What we saw in the first half was the with underlying profits rose from £3.2 million in the first half of last year to £4.2 million in the first half of this year. Our 2019 underlying profits are just under double the level that we saw in 2017 and that’s encouraging. The results we’ve seen in the first half have given us encouragement that that’s actually going to be achievable. It’s worth noting that the loans and deposits were both up 25% on the first half of which has driven a 25% increase in income.
So, strong growth as promised, strong growth delivered.
Q2: How do you see them on costs?
A2: Costs rose 24% so marginally less than income but what we had was a very heavy investment in a number of new business lines and obviously some volume-related cost for the volume of loan growth.
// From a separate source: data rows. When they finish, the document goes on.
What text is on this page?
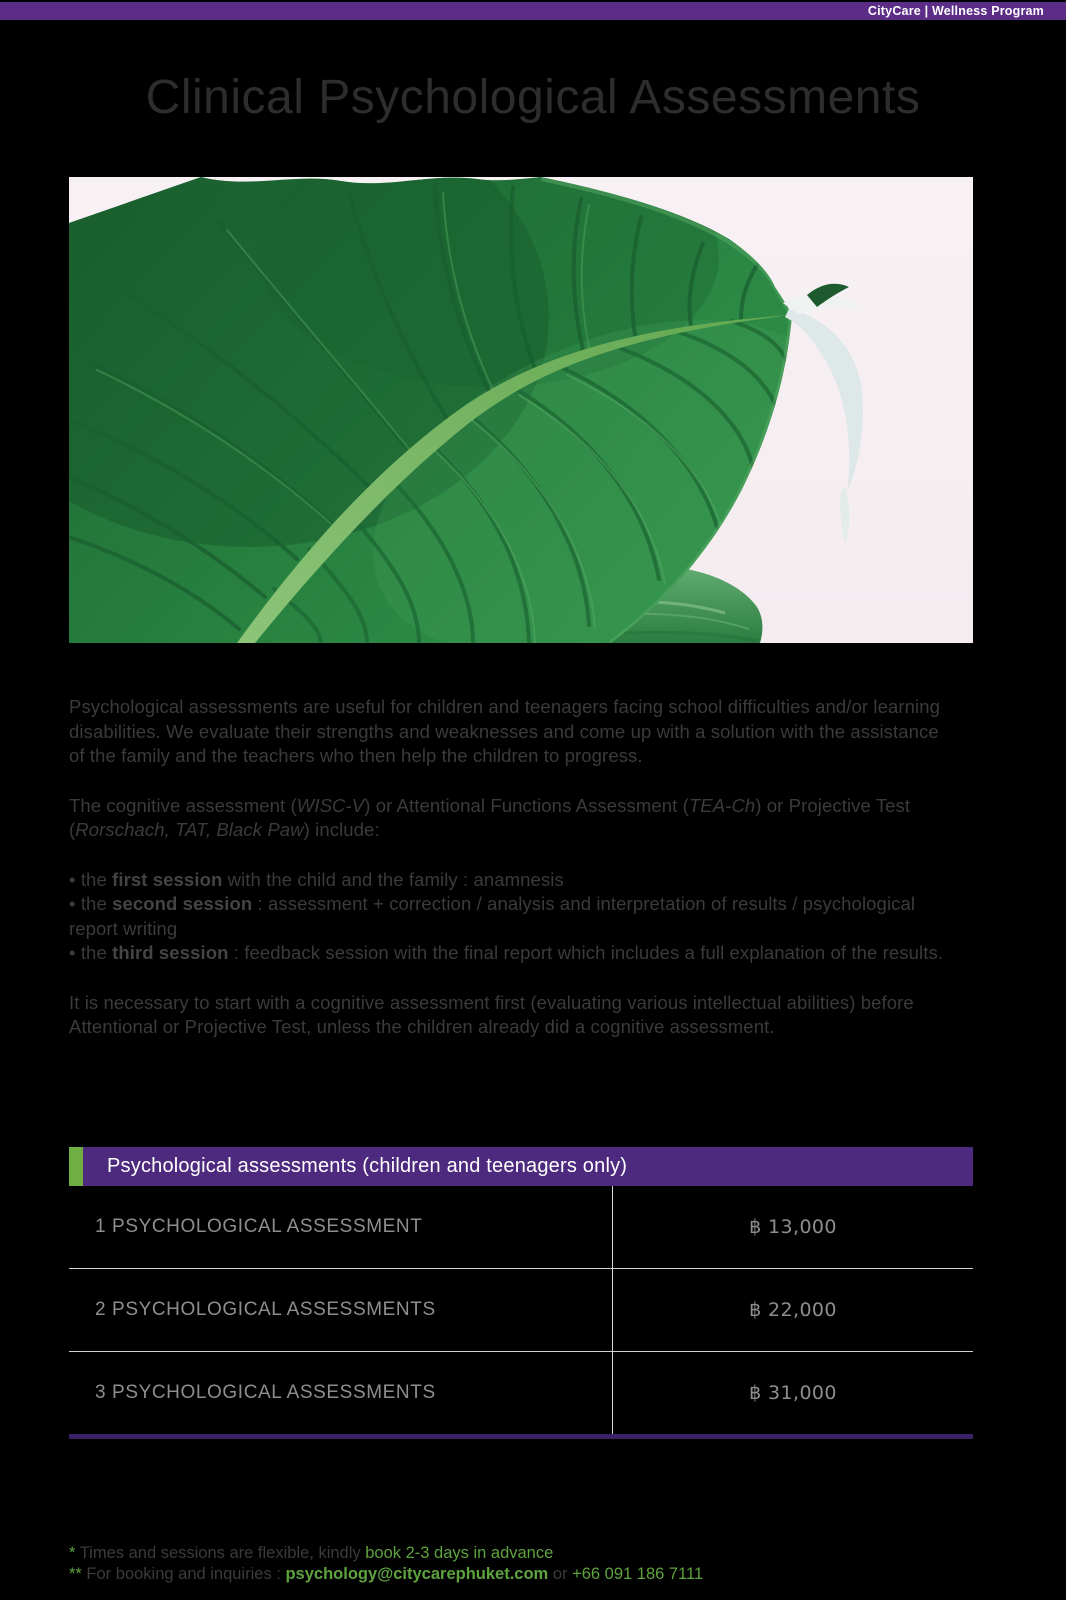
CityCare | Wellness Program
Clinical Psychological Assessments

Psychological assessments are useful for children and teenagers facing school difficulties and/or learning disabilities. We evaluate their strengths and weaknesses and come up with a solution with the assistance of the family and the teachers who then help the children to progress.

The cognitive assessment (WISC-V) or Attentional Functions Assessment (TEA-Ch) or Projective Test (Rorschach, TAT, Black Paw) include:

• the first session with the child and the family : anamnesis
• the second session : assessment + correction / analysis and interpretation of results / psychological report writing
• the third session : feedback session with the final report which includes a full explanation of the results.

It is necessary to start with a cognitive assessment first (evaluating various intellectual abilities) before Attentional or Projective Test, unless the children already did a cognitive assessment.

Psychological assessments (children and teenagers only)
1 PSYCHOLOGICAL ASSESSMENT	฿ 13,000
2 PSYCHOLOGICAL ASSESSMENTS	฿ 22,000
3 PSYCHOLOGICAL ASSESSMENTS	฿ 31,000

* Times and sessions are flexible, kindly book 2-3 days in advance

** For booking and inquiries : psychology@citycarephuket.com or +66 091 186 7111
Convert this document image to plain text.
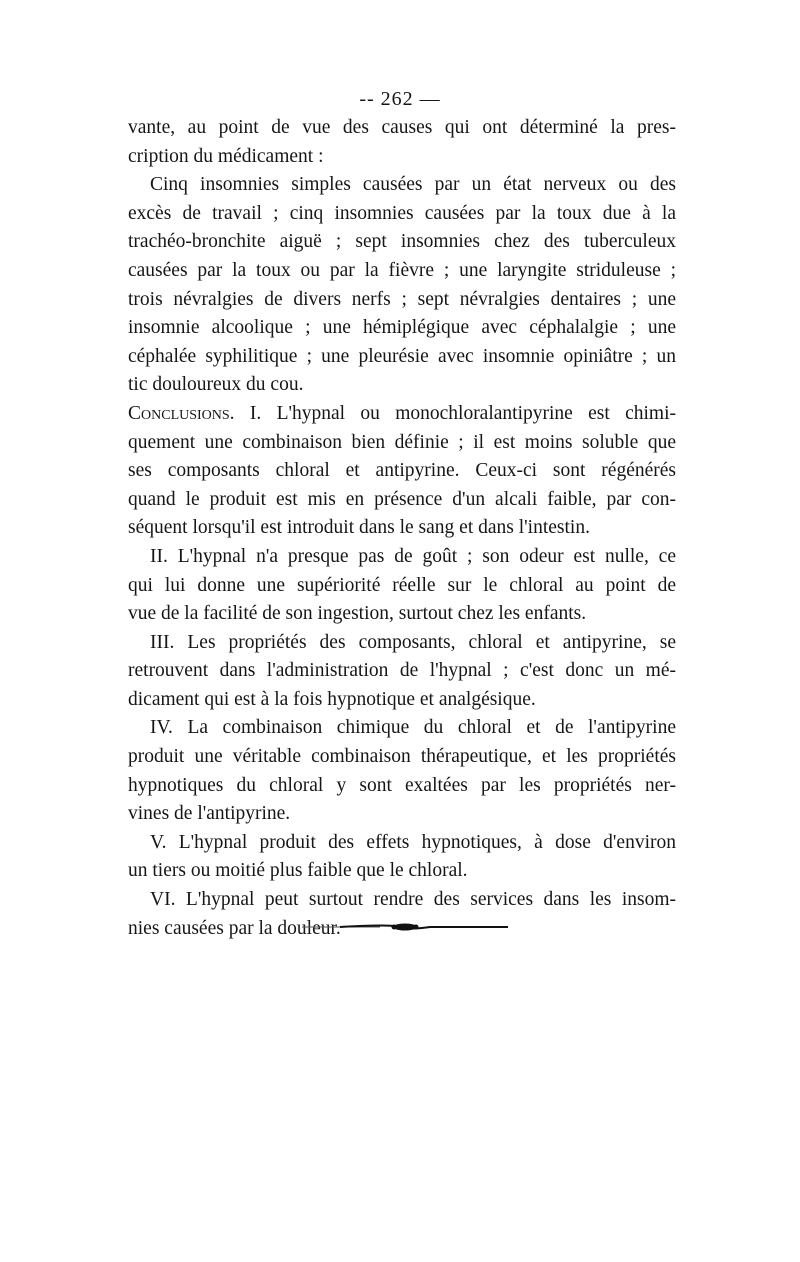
-- 262 —
vante, au point de vue des causes qui ont déterminé la pres-
cription du médicament :
Cinq insomnies simples causées par un état nerveux ou des
excès de travail ; cinq insomnies causées par la toux due à la
trachéo-bronchite aiguë ; sept insomnies chez des tuberculeux
causées par la toux ou par la fièvre ; une laryngite striduleuse ;
trois névralgies de divers nerfs ; sept névralgies dentaires ; une
insomnie alcoolique ; une hémiplégique avec céphalalgie ; une
céphalée syphilitique ; une pleurésie avec insomnie opiniâtre ; un
tic douloureux du cou.
Conclusions. I. L'hypnal ou monochloralantipyrine est chimi-
quement une combinaison bien définie ; il est moins soluble que
ses composants chloral et antipyrine. Ceux-ci sont régénérés
quand le produit est mis en présence d'un alcali faible, par con-
séquent lorsqu'il est introduit dans le sang et dans l'intestin.
II. L'hypnal n'a presque pas de goût ; son odeur est nulle, ce
qui lui donne une supériorité réelle sur le chloral au point de
vue de la facilité de son ingestion, surtout chez les enfants.
III. Les propriétés des composants, chloral et antipyrine, se
retrouvent dans l'administration de l'hypnal ; c'est donc un mé-
dicament qui est à la fois hypnotique et analgésique.
IV. La combinaison chimique du chloral et de l'antipyrine
produit une véritable combinaison thérapeutique, et les propriétés
hypnotiques du chloral y sont exaltées par les propriétés ner-
vines de l'antipyrine.
V. L'hypnal produit des effets hypnotiques, à dose d'environ
un tiers ou moitié plus faible que le chloral.
VI. L'hypnal peut surtout rendre des services dans les insom-
nies causées par la douleur.
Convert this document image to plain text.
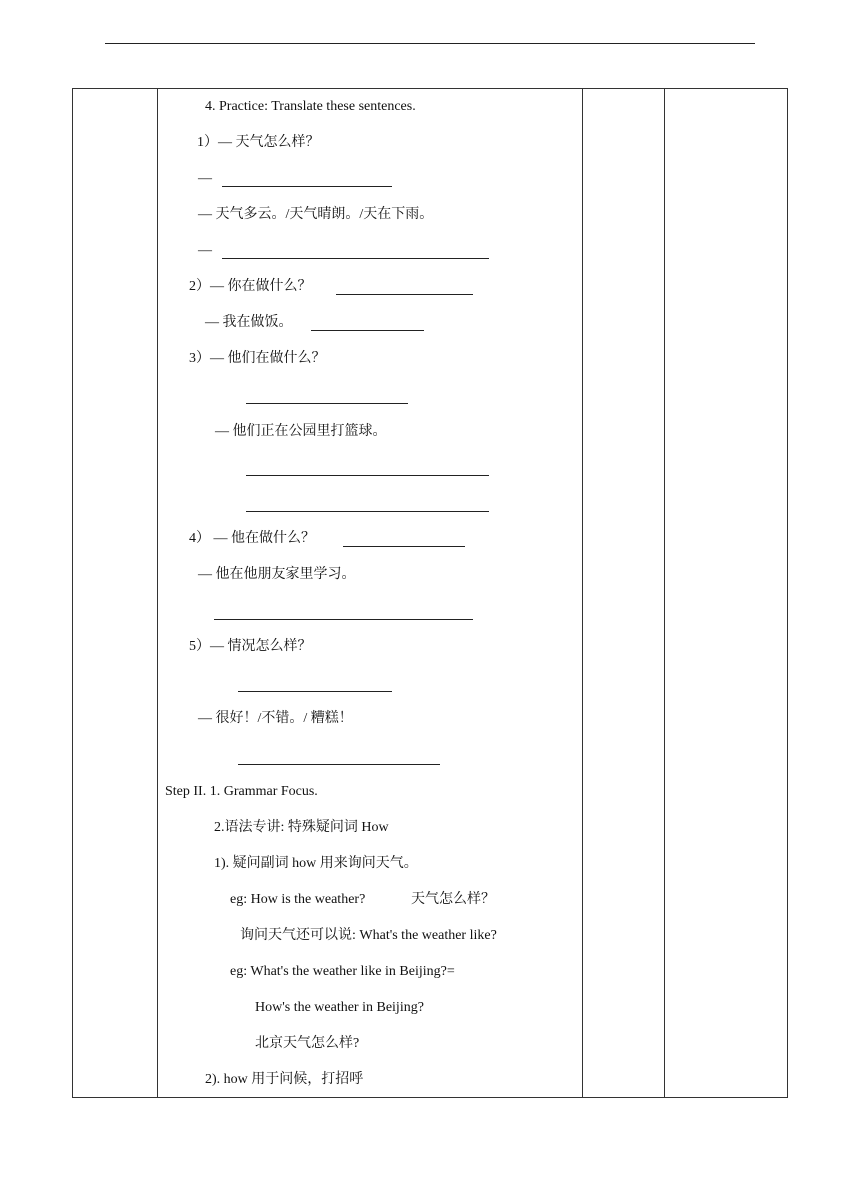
4. Practice: Translate these sentences.
1）— 天气怎么样？
—
— 天气多云。/天气晴朗。/天在下雨。
—
2）— 你在做什么？
— 我在做饭。
3）— 他们在做什么？
— 他们正在公园里打篮球。
4） — 他在做什么？
— 他在他朋友家里学习。
5）— 情况怎么样？
— 很好！/不错。/ 糟糕！
Step II. 1. Grammar Focus.
2.语法专讲: 特殊疑问词 How
1). 疑问副词 how 用来询问天气。
eg: How is the weather?	天气怎么样？
询问天气还可以说: What's the weather like?
eg: What's the weather like in Beijing?=
How's the weather in Beijing?
北京天气怎么样?
2). how 用于问候，打招呼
These new initiatives in asset-based lending, specialist bridging finance, they’re launching a property fund and an online savings platform all of which saw some costs from the first half, but the revenue really won’t kick in properly until 2019.
So, that 24% cost growth, still less than revenue growth, actually includes heavy investment for future revenue growth which bodes very well for the group.
Q3: Impairments were just 208,000, how have they achieved that?
A3: Private banking is a little bit unusual and for Arbuthnot Banking specifically, is lending is all secured on property at low loans to value, so you’ve got security on property, even in some headline cases you’ve got hard property as security. In addition, though, what most clients have is significant other assets such as investment portfolios, maybe in equities, and Arbuthnot can tap into those as well.
So, what you have is very good security compared to what might be considered for mainstream lending, we think impairments will rise here but very gently.
Q4: What is their funding and capital position like?
A4: Well, loans at the half-year were £1.1 billion and they had deposits of over £1.5 billion so deposits well exceeding loans. Arbuthnot has always managed its balance sheet conservatively and this continues to be the case.
In terms of capital, we think it’s got around £40 million of excess capital to be deployed in future strong growth, we see retentions rising, there’s a potential sale of a further stake in Secure Trust Bank and it’s got the option to gear with non-equity capital issuance.
In summary, it’s extremely well placed with both funding and capital to support further very strong growth.